Winterberg (fast) einziges Interesse gilt der Geschichte. Sein
treuer Begleiter ist der Baedeker, genauer dessen letzte Ausgabe
des Baedeker für Österreich-Ungarn aus dem Jahre 1913. Winterberg
will auf eine letzte Reise gehen, Jan Kraus begleitet ihn.
“Winterbergs letzte Reise” ist kein leichtes Werk. Wenn man sich
hineinbegibt, empfängt es einem wie in einem Fluss, aber der
rattert, denn es ist natürlich eine Zugreise.
Die spezifische Sprache, die Jaroslav Rudiš hier verwendet,
erinnert mit ihren ständigen und dabei variierenden, fast
formelhaft gebrauchten Redewendungen des Protagonisten Winterberg
an Paul Celans “Todesfuge”.
Dabei zitiert Winterberg so ziemlich ununterbrochen aus dem
erwähnten Baedeker und treibt damit insbesondere Jan Kraus in den
Wahnsinn, der mit den Dämonen seiner eigenen Geschichte
konfrontiert ist. Die Reiseroute: Königsgrätz, Pilsen, Budweis,
Linz, Budapest, Brünn und am Ende auf die Insel Usedom.
Dabei ist insbesondere die Schlacht von Königsgrätz ein Ereignis,
das früher in der Schule eine geringe (oder in meinem Fall:
keine) Rolle spielte. Für Winterberg ist es der wichtigste
Wendepunkt der europäischen Geschichte: 1866 endet die Schlacht
mit der österreichischen Niederlage gegen Preußen, eine neue
europäische Ordnung entstand - und endete in 2 Weltkriegen.
Königgrätz war die erste Schlacht in Europa, vor der große
Truppenkontingente per Eisenbahn verlegt wurden. Die Sachsen
standen (wie so oft) auf der Verliererseite.
Die Geschichte Europas wird durch die Entwicklung der Züge und
Zugstrecken vorangetrieben. Dabei spiegeln sich Fortschritt und
Barbarei: Die Feuerhalle, die eine moderne Bestattung verspricht,
auf der anderen Seite die Krematorien von Auschwitz. Die
Geschichte Böhmens, einst Österreich-Ungarn, dann auf dem Gebiet
der Tschechoslowakei, dann von den Nazis besetzt, dabei vielfach
von den in Böhmen lebenden Deutschen unterstützt.

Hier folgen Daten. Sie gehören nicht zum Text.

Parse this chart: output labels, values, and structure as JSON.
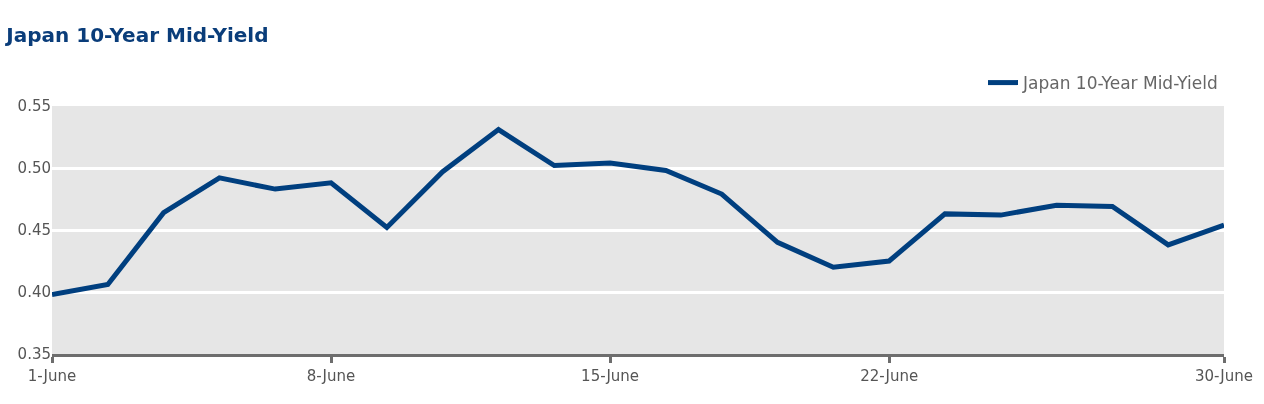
{
  "chart_data": {
    "type": "line",
    "title": "Japan 10-Year Mid-Yield",
    "categories": [
      "1-June",
      null,
      null,
      null,
      null,
      "8-June",
      null,
      null,
      null,
      null,
      "15-June",
      null,
      null,
      null,
      null,
      "22-June",
      null,
      null,
      null,
      null,
      null,
      "30-June"
    ],
    "series": [
      {
        "name": "Japan 10-Year Mid-Yield",
        "color": "#003f7f",
        "values": [
          0.398,
          0.406,
          0.464,
          0.492,
          0.483,
          0.488,
          0.452,
          0.497,
          0.531,
          0.502,
          0.504,
          0.498,
          0.479,
          0.44,
          0.42,
          0.425,
          0.463,
          0.462,
          0.47,
          0.469,
          0.438,
          0.454
        ]
      }
    ],
    "ylim": [
      0.35,
      0.55
    ],
    "yticks": [
      {
        "value": 0.35,
        "label": "0.35"
      },
      {
        "value": 0.4,
        "label": "0.40"
      },
      {
        "value": 0.45,
        "label": "0.45"
      },
      {
        "value": 0.5,
        "label": "0.50"
      },
      {
        "value": 0.55,
        "label": "0.55"
      }
    ],
    "grid": "y",
    "legend": "top right",
    "marker": "none",
    "line_style": "solid"
  }
}
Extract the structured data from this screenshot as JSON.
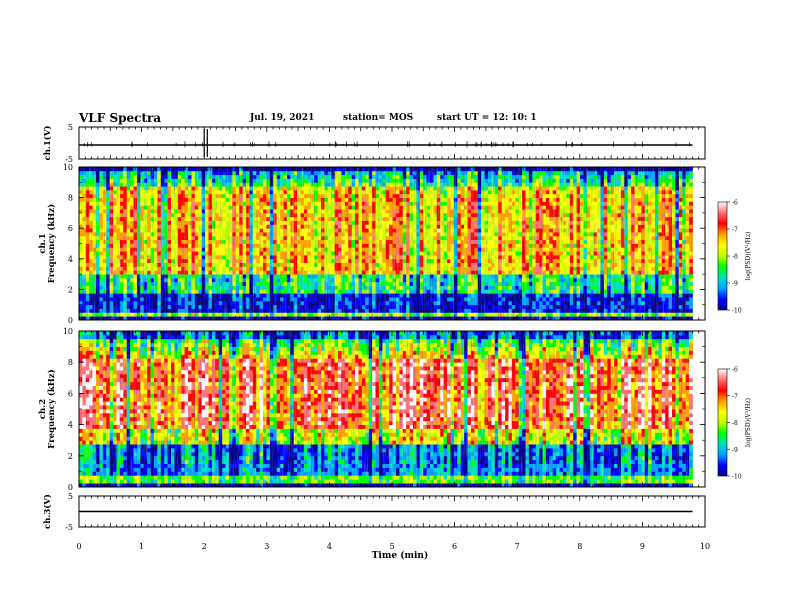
{
  "header": {
    "title": "VLF Spectra",
    "date": "Jul. 19, 2021",
    "station": "station= MOS",
    "start": "start UT = 12: 10: 1"
  },
  "chart_data": [
    {
      "type": "line",
      "name": "ch1-waveform",
      "ylabel": "ch.1(V)",
      "ylim": [
        -5,
        5
      ],
      "yticks": [
        "5",
        "-5"
      ],
      "xlim": [
        0,
        10
      ],
      "series": [
        {
          "values_description_only": false,
          "x": [
            0,
            9.8
          ],
          "y": [
            0,
            0
          ]
        }
      ]
    },
    {
      "type": "heatmap",
      "name": "ch1-spectrogram",
      "ylabel": "ch.1 Frequency (kHz)",
      "ylim": [
        0,
        10
      ],
      "yticks": [
        "0",
        "2",
        "4",
        "6",
        "8",
        "10"
      ],
      "xlim": [
        0,
        10
      ],
      "data_extent_x": [
        0,
        9.8
      ]
    },
    {
      "type": "heatmap",
      "name": "ch2-spectrogram",
      "ylabel": "ch.2 Frequency (kHz)",
      "ylim": [
        0,
        10
      ],
      "yticks": [
        "0",
        "2",
        "4",
        "6",
        "8",
        "10"
      ],
      "xlim": [
        0,
        10
      ],
      "data_extent_x": [
        0,
        9.8
      ]
    },
    {
      "type": "line",
      "name": "ch3-waveform",
      "ylabel": "ch.3(V)",
      "ylim": [
        -5,
        5
      ],
      "yticks": [
        "5",
        "-5"
      ],
      "xlim": [
        0,
        10
      ],
      "series": [
        {
          "x": [
            0,
            9.8
          ],
          "y": [
            0,
            0
          ]
        }
      ]
    }
  ],
  "xaxis": {
    "label": "Time (min)",
    "ticks": [
      "0",
      "1",
      "2",
      "3",
      "4",
      "5",
      "6",
      "7",
      "8",
      "9",
      "10"
    ]
  },
  "colorbar": {
    "label": "log(PSD)(V²/Hz)",
    "range": [
      -10,
      -6
    ],
    "ticks": [
      "-6",
      "-7",
      "-8",
      "-9",
      "-10"
    ],
    "colors": [
      "#00008b",
      "#0000ff",
      "#00a0ff",
      "#00e0c0",
      "#00ff00",
      "#c0ff00",
      "#ffff00",
      "#ffa000",
      "#ff0000",
      "#ff7070",
      "#ffffff"
    ]
  }
}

Winterberg verzweifelt an der Geschichte. Weit mehr noch aber an
der Ignoranz der Menschen, die die Historie nicht durchschauen
und schlimmer noch: dies auch gar nicht wollen. Geschichtliche
Weichen werden weit vor der eigenen Zeit gestellt.

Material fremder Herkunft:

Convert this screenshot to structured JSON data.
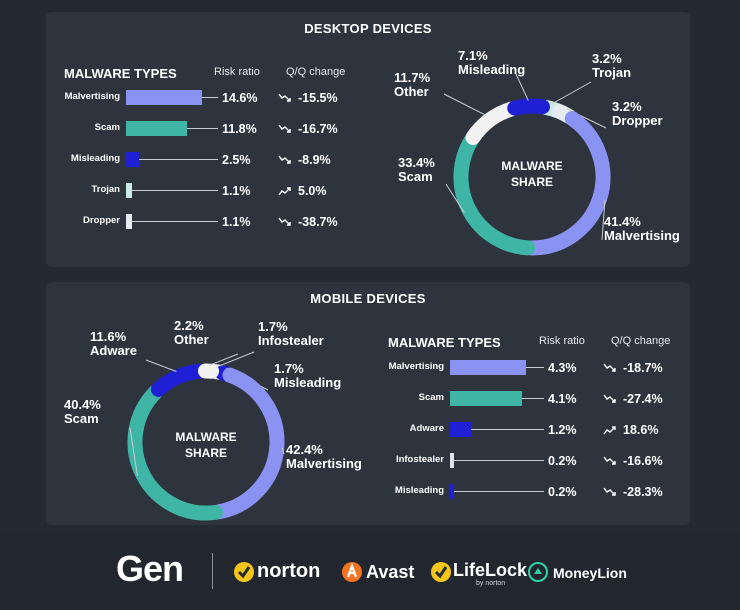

Einige der Motive, die immer und immer wieder und dann noch
einmal präsentiert werden sind: Das von Rudolf Bitzan entworfene
Krematorium ("Feuerhalle“) in Reichenberg, Amand von
Schweiger-Lerchenfelds Standardwerk „Die Überschienung der
Alpen“. Wunderbar, die Lösung von Problemen folgerichtig als
Überschienung zu bezeichnen. Dazu kommen all die Toten, die
"keine schöne Leichen" waren, von der "beautiful landscape of
battlefields, cemeteries and ruins", als die ein Engländer ihm
einst Mitteleuropa beschrieben hatte.
Mittelpunkt des Romans sind also der Tod und die ganzen Sauereien
und Grausamkeiten, die sich Menschen zufügen. Die geraten dann in
Vergessenheit und hinterher sind wieder alle überrascht, wie das
geschehen konnte. Gleichzeitig der Kampf (oder das Streben) nach
etwas Neuem, Besseren, das (zu) oft nicht gelingt.

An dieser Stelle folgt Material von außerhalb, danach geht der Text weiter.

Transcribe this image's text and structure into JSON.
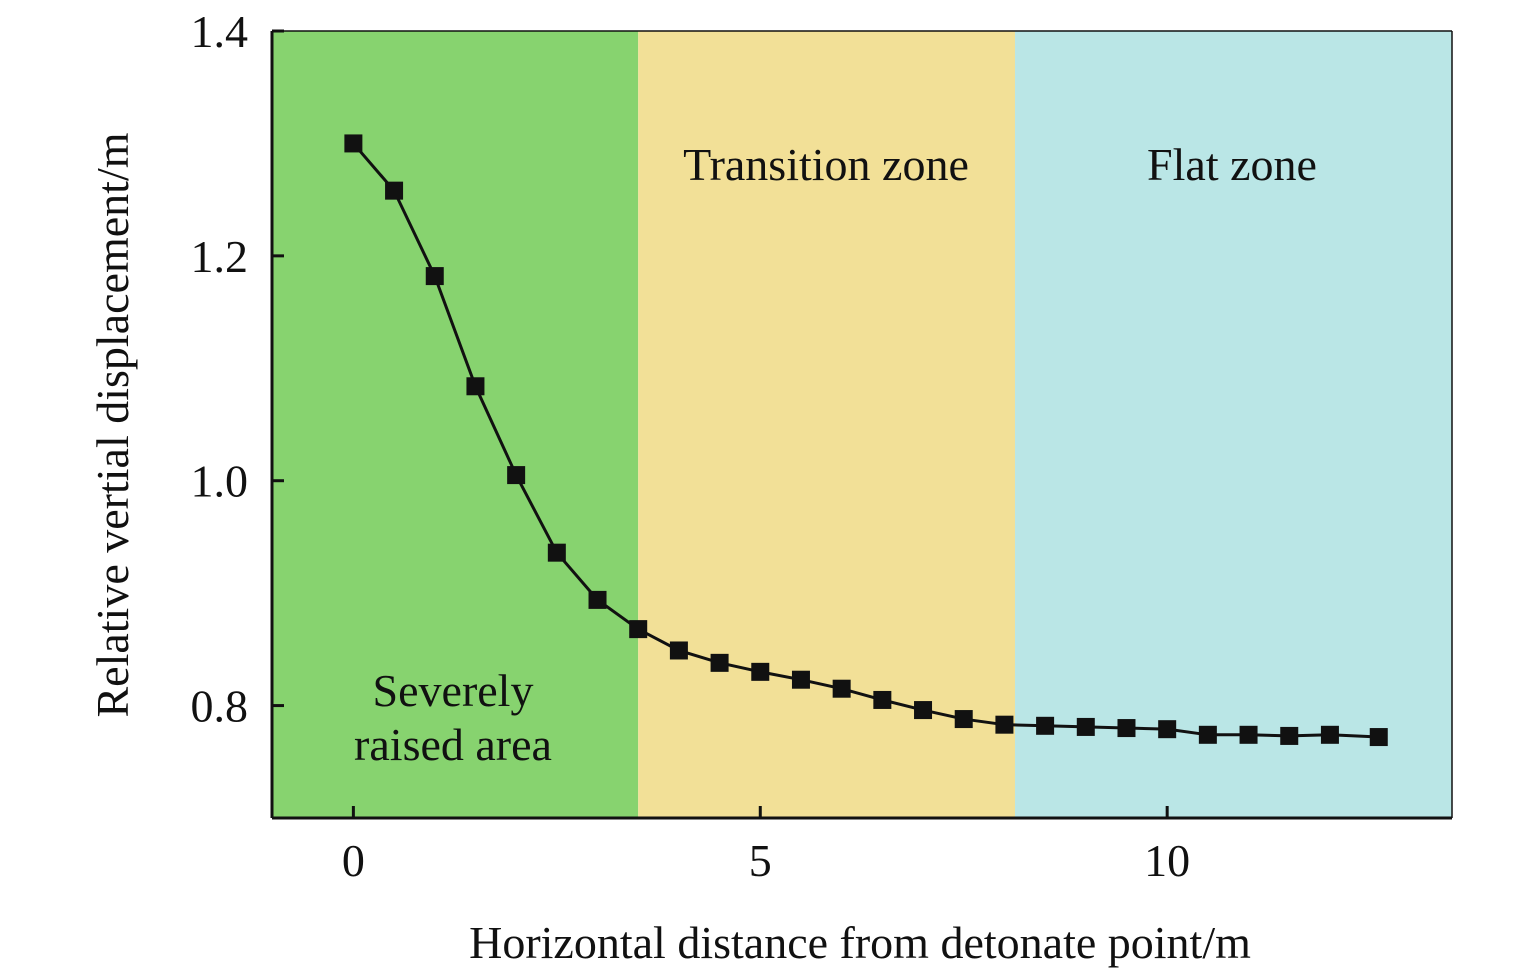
{
  "chart_data": {
    "type": "line",
    "xlabel": "Horizontal distance from detonate point/m",
    "ylabel": "Relative vertial displacement/m",
    "xlim": [
      -1,
      13.5
    ],
    "ylim": [
      0.7,
      1.4
    ],
    "x_ticks": [
      0,
      5,
      10
    ],
    "x_tick_labels": [
      "0",
      "5",
      "10"
    ],
    "y_ticks": [
      0.8,
      1.0,
      1.2,
      1.4
    ],
    "y_tick_labels": [
      "0.8",
      "1.0",
      "1.2",
      "1.4"
    ],
    "grid": false,
    "marker": "square",
    "line_color": "#111111",
    "zones": [
      {
        "label_lines": [
          "Severely",
          "raised area"
        ],
        "x_start": -1,
        "x_end": 3.5,
        "color": "#87d36f"
      },
      {
        "label_lines": [
          "Transition zone"
        ],
        "x_start": 3.5,
        "x_end": 8.13,
        "color": "#f2e097"
      },
      {
        "label_lines": [
          "Flat zone"
        ],
        "x_start": 8.13,
        "x_end": 13.5,
        "color": "#bae6e6"
      }
    ],
    "series": [
      {
        "x": [
          0,
          0.5,
          1,
          1.5,
          2,
          2.5,
          3,
          3.5,
          4,
          4.5,
          5,
          5.5,
          6,
          6.5,
          7,
          7.5,
          8,
          8.5,
          9,
          9.5,
          10,
          10.5,
          11,
          11.5,
          12,
          12.6
        ],
        "y": [
          1.3,
          1.258,
          1.182,
          1.084,
          1.005,
          0.936,
          0.894,
          0.868,
          0.849,
          0.838,
          0.83,
          0.823,
          0.815,
          0.805,
          0.796,
          0.788,
          0.783,
          0.782,
          0.781,
          0.78,
          0.779,
          0.774,
          0.774,
          0.773,
          0.774,
          0.772
        ]
      }
    ]
  }
}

“Winterbergs letzte Reise” ist Jaroslav Rudiš erster Roman auf
deutsch.
Für seinen Beitrag zur Verständigung von Tschechen und Deutschen
wurde der Autor von Bundespräsident Frank-Walter Steinmeier mit
dem Verdienstorden der Bundesrepublik Deutschland ausgezeichnet.
Das Buch ist schon ein bisschen schwer zu ertragen und zu
verkraften, aber es lohnt sich. Fast hätte ich es vergessen: es
ist nicht nur tragisch, sondern auch komisch. Große Empfehlung.